Tuesday, March 16, 2010

Back to Plan B

After spending some time with Netfabb for Rapman Beta, I've come to the conclusion that it isn't ready for prime time. That's not to say that it won't be and that, when debugged, it won't be a brilliant piece of software, attractively priced. The problem for me is that it isn't helping me solve the sorts of printing problems that I have ... NOW.

I reached a similar conclusion about Skeinforge over a month ago. At that time I began upgrading and rewriting the Visual Basic .NET Express 2008 code in my old Slice and Dice app that I originally developed for Tommelise 1.0.

The deal breaker for Netfabb was the grim performance with respect to z-axis juddering. I did a comparison not, I'll readily admit, a completely fair one. I created a 50 mm diameter hollow cylinder and ran it first using the "very fine" setting on Netfabb. This is what I got.

This test object gives you a clear idea of the effect of the z-axis juddering.  You can also see delamination taking place on a rather large scale and you can see the attempt by Netfabb for Rapman to style some sort of cover over the top of the hollow cylinder.

Now Bogdan has rightly pointed out that a lot of my problems here stem from the fact that Netfabb prints at 260 C and wants a fan that I haven't bothered rigging.  That is not, however, the only problem that the beta has at this point, however.  For purposes of comparison, I ran the same test object through my own Slice and dice with a 0.25 mm layer setting {Netfabb at "very fine" uses a 0.125 mm layer}.  Here is what I got with Slice and Dice.

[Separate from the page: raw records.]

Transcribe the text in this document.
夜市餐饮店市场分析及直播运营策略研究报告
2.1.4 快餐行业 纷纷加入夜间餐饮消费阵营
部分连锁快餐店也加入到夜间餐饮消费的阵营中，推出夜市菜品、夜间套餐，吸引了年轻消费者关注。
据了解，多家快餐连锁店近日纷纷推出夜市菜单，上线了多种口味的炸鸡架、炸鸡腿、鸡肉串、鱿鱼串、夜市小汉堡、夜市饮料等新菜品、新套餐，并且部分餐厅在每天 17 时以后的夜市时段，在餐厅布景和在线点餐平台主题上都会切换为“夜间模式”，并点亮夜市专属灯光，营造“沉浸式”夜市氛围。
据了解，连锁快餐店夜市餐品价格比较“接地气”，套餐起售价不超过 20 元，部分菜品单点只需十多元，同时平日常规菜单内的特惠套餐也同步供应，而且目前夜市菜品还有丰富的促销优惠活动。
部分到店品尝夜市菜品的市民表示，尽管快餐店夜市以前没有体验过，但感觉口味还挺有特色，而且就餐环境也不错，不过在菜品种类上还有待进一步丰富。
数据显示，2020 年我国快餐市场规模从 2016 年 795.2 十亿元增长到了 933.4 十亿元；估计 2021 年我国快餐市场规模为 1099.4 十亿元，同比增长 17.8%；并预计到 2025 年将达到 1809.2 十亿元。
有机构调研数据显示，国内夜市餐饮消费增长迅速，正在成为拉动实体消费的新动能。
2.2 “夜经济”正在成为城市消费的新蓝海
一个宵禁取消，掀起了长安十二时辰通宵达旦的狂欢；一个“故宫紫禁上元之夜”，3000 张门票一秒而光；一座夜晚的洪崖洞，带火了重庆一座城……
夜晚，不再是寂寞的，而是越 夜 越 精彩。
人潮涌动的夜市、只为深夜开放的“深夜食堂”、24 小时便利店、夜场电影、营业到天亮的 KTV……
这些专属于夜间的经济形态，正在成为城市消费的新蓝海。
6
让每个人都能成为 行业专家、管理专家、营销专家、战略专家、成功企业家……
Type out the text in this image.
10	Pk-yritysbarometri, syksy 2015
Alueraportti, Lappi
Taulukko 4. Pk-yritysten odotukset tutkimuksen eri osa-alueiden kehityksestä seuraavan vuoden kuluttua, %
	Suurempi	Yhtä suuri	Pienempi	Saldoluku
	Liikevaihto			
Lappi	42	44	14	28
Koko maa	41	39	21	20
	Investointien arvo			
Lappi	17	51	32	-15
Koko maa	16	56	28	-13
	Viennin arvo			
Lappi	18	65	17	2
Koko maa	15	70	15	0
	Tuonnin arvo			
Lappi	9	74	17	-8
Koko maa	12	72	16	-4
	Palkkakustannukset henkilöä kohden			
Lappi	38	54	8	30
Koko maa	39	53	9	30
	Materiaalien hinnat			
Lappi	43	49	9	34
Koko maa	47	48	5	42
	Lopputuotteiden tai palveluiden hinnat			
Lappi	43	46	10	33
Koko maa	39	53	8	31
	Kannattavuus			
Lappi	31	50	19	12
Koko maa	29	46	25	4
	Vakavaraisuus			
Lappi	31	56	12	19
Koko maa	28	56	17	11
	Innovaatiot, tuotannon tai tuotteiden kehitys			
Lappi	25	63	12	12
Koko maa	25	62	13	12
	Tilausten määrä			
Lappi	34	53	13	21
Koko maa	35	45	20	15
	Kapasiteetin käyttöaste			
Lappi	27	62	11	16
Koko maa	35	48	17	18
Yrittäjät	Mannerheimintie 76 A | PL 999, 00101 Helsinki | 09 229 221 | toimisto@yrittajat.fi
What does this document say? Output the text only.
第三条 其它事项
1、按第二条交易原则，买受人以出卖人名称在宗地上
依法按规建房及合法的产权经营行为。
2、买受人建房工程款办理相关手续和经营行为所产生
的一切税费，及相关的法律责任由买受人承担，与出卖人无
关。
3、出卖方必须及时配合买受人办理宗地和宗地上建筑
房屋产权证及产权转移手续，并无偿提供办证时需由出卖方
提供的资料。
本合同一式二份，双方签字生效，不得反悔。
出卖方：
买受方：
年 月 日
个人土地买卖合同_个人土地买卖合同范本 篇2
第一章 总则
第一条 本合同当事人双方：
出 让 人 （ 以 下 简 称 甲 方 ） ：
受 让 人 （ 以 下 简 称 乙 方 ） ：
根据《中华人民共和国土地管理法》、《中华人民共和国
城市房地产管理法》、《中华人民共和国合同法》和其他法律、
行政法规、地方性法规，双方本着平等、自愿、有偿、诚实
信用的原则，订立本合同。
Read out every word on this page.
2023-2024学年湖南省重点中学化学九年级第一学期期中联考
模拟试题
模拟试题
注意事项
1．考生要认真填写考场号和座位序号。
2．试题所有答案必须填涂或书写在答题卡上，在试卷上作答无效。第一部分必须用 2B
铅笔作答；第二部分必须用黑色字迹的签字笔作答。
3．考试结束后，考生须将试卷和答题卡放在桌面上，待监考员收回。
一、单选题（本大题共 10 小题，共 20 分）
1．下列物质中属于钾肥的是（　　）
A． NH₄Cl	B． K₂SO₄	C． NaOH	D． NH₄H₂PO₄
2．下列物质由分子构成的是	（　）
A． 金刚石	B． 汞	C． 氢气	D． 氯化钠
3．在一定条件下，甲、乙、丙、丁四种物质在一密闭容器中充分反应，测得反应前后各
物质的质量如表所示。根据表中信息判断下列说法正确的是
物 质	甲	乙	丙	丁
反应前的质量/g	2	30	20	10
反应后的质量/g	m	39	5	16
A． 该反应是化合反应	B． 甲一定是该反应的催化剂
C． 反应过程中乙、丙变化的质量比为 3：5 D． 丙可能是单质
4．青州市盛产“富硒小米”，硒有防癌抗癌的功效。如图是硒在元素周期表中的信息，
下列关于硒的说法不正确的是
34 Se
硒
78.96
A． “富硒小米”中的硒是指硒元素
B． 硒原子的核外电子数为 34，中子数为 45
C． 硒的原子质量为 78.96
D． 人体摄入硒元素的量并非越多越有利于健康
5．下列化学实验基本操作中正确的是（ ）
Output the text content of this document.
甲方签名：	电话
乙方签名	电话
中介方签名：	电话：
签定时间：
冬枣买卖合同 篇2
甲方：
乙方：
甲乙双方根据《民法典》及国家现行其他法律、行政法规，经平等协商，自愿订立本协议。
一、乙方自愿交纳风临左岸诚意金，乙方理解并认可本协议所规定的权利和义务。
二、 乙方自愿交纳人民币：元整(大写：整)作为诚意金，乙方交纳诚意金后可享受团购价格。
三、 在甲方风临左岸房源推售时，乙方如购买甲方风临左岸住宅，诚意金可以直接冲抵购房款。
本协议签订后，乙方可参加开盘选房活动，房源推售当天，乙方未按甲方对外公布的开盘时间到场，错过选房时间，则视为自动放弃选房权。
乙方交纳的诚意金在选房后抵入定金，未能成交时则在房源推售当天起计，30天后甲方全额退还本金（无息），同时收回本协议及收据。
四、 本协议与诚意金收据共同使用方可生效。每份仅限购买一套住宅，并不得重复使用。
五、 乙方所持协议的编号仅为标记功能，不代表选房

No delaminations and a much, much less pronounced z-axis juddering.  I generated the test object with Art of Illusion and used a 0.05 mm conversion of the cylinder to a triangular mesh.  That left me with a 64-sided approximation of a cylinder, if I remember correctly.  The facets are clearly visible on the Slice and Dice print and nowhere to be seen on the Netfabb print.

There was simply no comparison between the two insofar as print quality was concerned.

After the disaster that I had printing herringbone pinion gears Bogdan asked for the STL files and did quite a nice job printing them with his 0.5 mm extruder {I use a 0.3 mm extruder}.  I decided to run those through Slice and Dice, too.  While I was at it I got in and cured, not nicely mind but cured all the same, the flaw in the AoI herringbone pinion gear script that I wrote some time ago.  I will be publishing that with a download link in a few days for anybody who needs it.  Actually, you can cure the flaw with the Netfabb repair feature, which is a brilliant little facility that has saved me no end of pain and suffering dealing with STLs coming out of AoI.

That done, I did a solid ABS print of the pinion with Slice and Dice.

The quality is VERY good.

I printed it in about fifteen minutes including a 5 minute cooling period that I did via the simple expedient of pausing the print midway.  I've found that if you let your print get much hotter than 90 degrees you get detail blurring.

Right now I am processing the torso that I earlier attempted to print with Netfabb with Slice and Dice.  It will be interesting to see what kind of print quality Slice and Dice gives me with that art object.


nophead said...

Nice prints. What exactly do you mean by "z-axis juddering"?

Forrest Higgs said...

This gives you an idea.


It's a compression and expansion of layers in a print that oddly enough operates at the same pitch frequency as the lead screws controlling the z-axis.

There is a big debate going on over at the Rapman forums about how this is happening. It seems to be a mix of mechanical and gcode generating apps as best as I can see.

It's been hanging around at a very low level for some time but got a lot of new press in the forums with the beta testing that we've been doing on the new Netfabb for Rapman gcode generator.

The degree to which juddering becomes apparent seems to be closely related to the layer thickness being printed.